A Song of Spice and Fire
The night’s chill lingered into the early morning, coming through my window, rustling my curtains in their wake. Birds hooted from their branches: It’s time, it’s time. Bodega cats crawled from beneath their milk crates and yowled at the rising sun. In the distance, like on Coney Island where there’s space, a tumbleweed rolled through a yard.
I awoke instantly, and I knew my call had come: Today I would drink my first Pumpkin Spice Latte.
I dressed in the dark, quickly and quietly, adrenaline running through my veins. What does one wear on the most important day of her life? a voice in my head wondered. The same thing one wears into battle.
I put on a chunky knit sweater. Fall is coming.
I’m a simple woman; I drink water and wine and the blood of my enemies. For years, I have kept myself from consuming Those-Which-Must-Not-Be-Named, out of fear, and wonder, and a general dislike of pumpkin.
But as time went on, I began to feel alienated: friends and strangers alike welcomed the increasingly cold weather, smiling, their faces turned toward the chill, a white Starbucks cup glued to their hand. They could do anything with their lattes, possessing an inner strength that didn’t accompany my black coffees and Red Bulls. When I was weary, they were refreshed; when I was weak, they were strong. When I was hungover, they were totally fine, but donned giant sunglasses and carried a Starbucks cup totally unironically and managed to look good. I’d barf on the subway tracks, and look up at them, eyes shining. “How do you do it?” They’d grin, and take another sip, the scrawled handwriting on the side of their cups saying it all: “PSL.”
This year, Starbucks released the elixir early, in August, to such widespread critical acclaim the chain was awarded an Emmy. It was on everyone’s orange-stained tongues: they’re baaaaaaaack.

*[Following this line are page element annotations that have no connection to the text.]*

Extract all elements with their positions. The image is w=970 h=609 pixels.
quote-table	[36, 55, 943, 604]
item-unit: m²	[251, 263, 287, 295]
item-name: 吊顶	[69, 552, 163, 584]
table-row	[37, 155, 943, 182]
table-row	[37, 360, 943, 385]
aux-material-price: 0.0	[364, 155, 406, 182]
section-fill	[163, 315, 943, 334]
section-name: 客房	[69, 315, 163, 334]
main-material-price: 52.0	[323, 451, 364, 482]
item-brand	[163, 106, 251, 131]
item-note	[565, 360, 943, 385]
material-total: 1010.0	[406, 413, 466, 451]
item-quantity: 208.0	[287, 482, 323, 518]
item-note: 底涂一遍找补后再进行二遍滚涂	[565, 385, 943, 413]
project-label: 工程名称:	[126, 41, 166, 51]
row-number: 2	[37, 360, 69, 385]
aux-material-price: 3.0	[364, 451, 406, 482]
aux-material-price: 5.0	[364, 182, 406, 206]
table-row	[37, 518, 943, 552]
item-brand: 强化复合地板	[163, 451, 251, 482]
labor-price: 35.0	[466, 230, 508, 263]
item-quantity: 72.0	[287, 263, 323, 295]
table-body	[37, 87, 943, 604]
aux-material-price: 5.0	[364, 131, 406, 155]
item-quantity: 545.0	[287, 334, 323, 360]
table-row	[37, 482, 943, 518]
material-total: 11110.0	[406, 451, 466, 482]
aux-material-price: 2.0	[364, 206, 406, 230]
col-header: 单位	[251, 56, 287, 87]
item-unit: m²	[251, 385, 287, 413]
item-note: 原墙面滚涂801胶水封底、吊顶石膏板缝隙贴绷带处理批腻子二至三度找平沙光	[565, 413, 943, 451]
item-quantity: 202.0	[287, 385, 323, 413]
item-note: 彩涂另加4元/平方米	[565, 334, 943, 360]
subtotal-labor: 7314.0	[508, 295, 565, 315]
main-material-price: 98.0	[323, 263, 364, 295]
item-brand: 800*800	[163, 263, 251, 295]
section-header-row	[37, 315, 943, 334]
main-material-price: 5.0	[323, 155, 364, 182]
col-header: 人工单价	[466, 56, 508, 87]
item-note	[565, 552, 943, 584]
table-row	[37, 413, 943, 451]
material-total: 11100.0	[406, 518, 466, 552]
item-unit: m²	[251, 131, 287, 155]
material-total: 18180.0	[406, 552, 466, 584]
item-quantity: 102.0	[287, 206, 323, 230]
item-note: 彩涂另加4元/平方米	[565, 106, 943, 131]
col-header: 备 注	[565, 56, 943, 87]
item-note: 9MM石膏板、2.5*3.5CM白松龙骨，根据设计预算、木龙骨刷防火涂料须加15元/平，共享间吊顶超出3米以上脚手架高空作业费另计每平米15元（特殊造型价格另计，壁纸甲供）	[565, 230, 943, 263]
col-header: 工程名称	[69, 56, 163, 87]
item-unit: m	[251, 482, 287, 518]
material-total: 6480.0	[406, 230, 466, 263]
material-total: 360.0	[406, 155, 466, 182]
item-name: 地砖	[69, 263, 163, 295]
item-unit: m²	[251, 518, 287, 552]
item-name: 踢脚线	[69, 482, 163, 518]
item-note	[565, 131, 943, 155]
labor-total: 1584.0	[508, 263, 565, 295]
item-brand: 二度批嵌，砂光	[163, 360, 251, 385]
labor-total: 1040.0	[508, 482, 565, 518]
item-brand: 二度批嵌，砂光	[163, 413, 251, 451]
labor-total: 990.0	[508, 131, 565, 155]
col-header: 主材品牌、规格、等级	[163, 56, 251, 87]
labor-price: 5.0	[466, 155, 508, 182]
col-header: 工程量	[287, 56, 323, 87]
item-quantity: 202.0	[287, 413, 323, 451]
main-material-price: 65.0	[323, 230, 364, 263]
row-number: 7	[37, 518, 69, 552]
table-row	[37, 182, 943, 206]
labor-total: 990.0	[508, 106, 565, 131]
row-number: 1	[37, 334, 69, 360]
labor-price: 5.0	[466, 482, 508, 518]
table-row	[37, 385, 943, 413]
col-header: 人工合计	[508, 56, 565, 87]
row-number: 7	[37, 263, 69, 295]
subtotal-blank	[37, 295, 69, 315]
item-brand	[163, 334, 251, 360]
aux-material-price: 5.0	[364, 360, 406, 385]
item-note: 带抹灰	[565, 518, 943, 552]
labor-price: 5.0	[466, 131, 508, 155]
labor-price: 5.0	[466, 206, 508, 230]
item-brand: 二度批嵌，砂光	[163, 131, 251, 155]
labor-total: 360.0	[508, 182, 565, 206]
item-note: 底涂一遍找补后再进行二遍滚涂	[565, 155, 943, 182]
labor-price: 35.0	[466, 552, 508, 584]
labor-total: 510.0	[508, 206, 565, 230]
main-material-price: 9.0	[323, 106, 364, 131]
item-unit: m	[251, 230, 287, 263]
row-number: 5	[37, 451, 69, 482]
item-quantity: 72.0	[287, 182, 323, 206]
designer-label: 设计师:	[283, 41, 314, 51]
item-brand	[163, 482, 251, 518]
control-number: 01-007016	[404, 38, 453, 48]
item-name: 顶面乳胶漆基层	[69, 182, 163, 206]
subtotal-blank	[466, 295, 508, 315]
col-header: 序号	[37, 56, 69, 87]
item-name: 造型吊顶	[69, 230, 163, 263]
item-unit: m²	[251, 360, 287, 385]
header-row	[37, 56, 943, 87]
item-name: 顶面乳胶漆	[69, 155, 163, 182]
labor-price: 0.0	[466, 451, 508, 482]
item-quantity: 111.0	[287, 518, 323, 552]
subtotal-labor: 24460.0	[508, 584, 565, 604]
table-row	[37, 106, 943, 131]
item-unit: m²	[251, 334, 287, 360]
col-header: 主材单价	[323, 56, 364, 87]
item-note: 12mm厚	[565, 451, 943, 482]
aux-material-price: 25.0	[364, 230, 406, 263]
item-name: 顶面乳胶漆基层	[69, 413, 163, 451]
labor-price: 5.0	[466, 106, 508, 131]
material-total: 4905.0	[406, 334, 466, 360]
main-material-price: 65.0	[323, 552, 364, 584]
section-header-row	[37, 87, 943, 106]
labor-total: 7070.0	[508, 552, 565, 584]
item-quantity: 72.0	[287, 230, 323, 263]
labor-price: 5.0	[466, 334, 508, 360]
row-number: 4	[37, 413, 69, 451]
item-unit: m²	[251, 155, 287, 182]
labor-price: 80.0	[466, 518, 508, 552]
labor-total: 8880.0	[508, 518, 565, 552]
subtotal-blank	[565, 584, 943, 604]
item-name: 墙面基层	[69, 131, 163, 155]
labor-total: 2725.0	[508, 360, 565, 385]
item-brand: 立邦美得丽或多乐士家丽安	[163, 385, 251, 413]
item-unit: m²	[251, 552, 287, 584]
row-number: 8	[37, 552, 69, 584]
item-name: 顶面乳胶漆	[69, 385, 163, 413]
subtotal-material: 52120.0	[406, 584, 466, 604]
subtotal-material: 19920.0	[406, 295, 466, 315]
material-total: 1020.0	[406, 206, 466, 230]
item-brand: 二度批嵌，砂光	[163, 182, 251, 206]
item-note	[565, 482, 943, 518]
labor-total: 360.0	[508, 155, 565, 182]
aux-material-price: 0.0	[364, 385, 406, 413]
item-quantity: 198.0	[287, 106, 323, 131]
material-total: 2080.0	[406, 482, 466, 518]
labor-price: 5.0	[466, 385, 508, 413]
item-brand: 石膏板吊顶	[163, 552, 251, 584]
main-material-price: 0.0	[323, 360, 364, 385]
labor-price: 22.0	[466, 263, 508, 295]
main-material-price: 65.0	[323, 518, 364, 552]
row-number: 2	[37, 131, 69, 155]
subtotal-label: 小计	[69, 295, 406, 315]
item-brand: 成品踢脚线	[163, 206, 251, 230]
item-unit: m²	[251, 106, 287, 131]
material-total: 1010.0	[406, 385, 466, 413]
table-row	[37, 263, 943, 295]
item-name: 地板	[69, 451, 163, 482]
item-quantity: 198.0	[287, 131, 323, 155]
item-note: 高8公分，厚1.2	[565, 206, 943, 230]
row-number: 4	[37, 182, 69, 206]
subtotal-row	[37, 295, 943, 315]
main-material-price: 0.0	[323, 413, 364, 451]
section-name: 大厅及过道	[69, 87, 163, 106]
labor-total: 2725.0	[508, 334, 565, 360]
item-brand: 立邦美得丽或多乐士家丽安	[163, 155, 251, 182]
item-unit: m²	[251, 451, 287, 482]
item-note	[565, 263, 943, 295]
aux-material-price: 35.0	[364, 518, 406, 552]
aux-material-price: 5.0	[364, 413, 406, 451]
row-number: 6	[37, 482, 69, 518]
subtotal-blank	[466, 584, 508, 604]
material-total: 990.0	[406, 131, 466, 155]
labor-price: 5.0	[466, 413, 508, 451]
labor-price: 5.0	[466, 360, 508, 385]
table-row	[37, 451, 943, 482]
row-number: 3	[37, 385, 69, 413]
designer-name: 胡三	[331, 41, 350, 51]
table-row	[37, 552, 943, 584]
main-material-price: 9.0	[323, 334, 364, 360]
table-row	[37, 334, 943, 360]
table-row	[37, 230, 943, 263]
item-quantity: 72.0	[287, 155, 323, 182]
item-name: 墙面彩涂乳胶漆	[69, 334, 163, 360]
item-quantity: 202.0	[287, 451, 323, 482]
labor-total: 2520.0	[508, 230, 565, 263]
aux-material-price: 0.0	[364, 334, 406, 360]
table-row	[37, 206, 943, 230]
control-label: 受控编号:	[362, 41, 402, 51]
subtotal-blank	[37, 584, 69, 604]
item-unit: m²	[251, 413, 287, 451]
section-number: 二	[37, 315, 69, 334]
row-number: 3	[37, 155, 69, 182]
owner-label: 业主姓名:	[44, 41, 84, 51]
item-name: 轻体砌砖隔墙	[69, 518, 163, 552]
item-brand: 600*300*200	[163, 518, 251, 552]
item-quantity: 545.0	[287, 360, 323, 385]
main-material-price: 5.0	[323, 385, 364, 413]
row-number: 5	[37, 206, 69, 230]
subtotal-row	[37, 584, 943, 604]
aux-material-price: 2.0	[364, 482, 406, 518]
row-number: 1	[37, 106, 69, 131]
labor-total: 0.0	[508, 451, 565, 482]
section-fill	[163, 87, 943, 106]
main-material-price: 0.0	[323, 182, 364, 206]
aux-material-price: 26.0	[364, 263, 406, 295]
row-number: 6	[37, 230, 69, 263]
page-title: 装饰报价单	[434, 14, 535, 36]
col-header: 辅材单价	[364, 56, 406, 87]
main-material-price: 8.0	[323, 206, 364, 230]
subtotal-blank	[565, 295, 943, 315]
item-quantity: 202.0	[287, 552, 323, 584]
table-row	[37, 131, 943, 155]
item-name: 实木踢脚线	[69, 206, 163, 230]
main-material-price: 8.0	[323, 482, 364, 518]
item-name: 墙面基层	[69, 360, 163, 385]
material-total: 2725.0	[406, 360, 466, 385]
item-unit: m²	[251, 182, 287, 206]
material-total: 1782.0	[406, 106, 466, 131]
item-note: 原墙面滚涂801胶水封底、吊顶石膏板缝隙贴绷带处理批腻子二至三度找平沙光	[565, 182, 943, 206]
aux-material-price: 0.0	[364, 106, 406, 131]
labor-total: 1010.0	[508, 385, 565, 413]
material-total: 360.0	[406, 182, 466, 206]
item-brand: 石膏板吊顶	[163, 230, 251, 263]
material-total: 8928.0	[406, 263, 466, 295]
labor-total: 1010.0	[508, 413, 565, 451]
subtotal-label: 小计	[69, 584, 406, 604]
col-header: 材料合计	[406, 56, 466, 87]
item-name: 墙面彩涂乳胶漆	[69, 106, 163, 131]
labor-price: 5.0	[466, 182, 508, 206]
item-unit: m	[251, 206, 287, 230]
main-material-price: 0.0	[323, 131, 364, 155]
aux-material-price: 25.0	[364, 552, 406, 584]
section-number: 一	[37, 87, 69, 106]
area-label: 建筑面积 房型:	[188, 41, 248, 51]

This summer, the news spread through my rapidly gentrifying neighborhood, running rampant through the hair supply shops and liquor stores, baby boutiques and artisan cheese shops, like a virus: a Starbucks was coming. Did you hear? Do you know what that’s going to do to us? How much longer do we have before the neighborhood is totally over?
Didn’t they realize this is what we needed to survive? That it was the only thing that could save us? Didn’t they smell the spice in the distant air?
I entered the Starbucks at the Atlantic Avenue Terminal at precisely 8:07 a.m. on the day I received the call. The establishment was packed, stuffed with people who obviously already knew what I would soon learn. Customers were arriving grey and sullen, leaving totally transformed, a pumpkin-colored cloud carrying them to their destinations. While online, I googled the nutritional value of the drink: “A Pumpkin Spice Latte has no calories; it is made with goodness and wonder and spices. It is equivalent to eat ten pounds of kale, and you’ll never need to take a vitamin ever again.”
Then, finally, it was my time. I shyly approached the counter, and asked, my voice cracking, “Can — can I have a tall Pumpkin Spice Latte?”
“Sure,” the barista said. “Would you like whipped cream on that?”
I was not prepared for the option. Was the creamy topping essential, or did it dilute the Pumpkin Spice Power? I panicked. “I’m not sure,” I said quietly. “This is my first one.”
The store fell silent. The barista gasped, and a murmur spread among the staff. Immediately, I was presented with a tall, steaming cup of liquid goodness, light emanating from the lid, placed gingerly on a plush pillow. I held out my hands, trembling. Were my eyes playing tricks on me or was the siren emblazoned on the cup nodding her head in approval? I never told them my name, but it was there on the cup, and spelled correctly, as if created from the gods themselves. I thanked her, and reached for my wallet. “No charge,” she said. “This is my civic duty.” Somewhere, Barack Obama smiled a small smile.
I walked outside for privacy, and I took my first sip. A whoosh: everything turned orange, then red, then brown, colors swirling. Visions flashed through my head: apple picking, hay rides, cider, infinity scarves. A shock rushed through my body, and I was knocked to the ground. I reopened my eyes to find that everyone was wearing a cardigan and Harry Connick, Jr. was playing; Harry Burns and Sally Albright walked by. Instantly, my soul felt warmer, and a little cinnamonny — and it happened to the person next to me, too. “Whoa, did you feel that?” the woman next to me said. “What was that?”
I smiled a milky smile. “I just had a sip of my first Pumpkin Spice Latte.”
An orange colored tear fell from her eye. “Wow. I wish I could experience something so legendary for the first time all over again.”
“Well,” I asked her. “Have you seen The Wire yet?”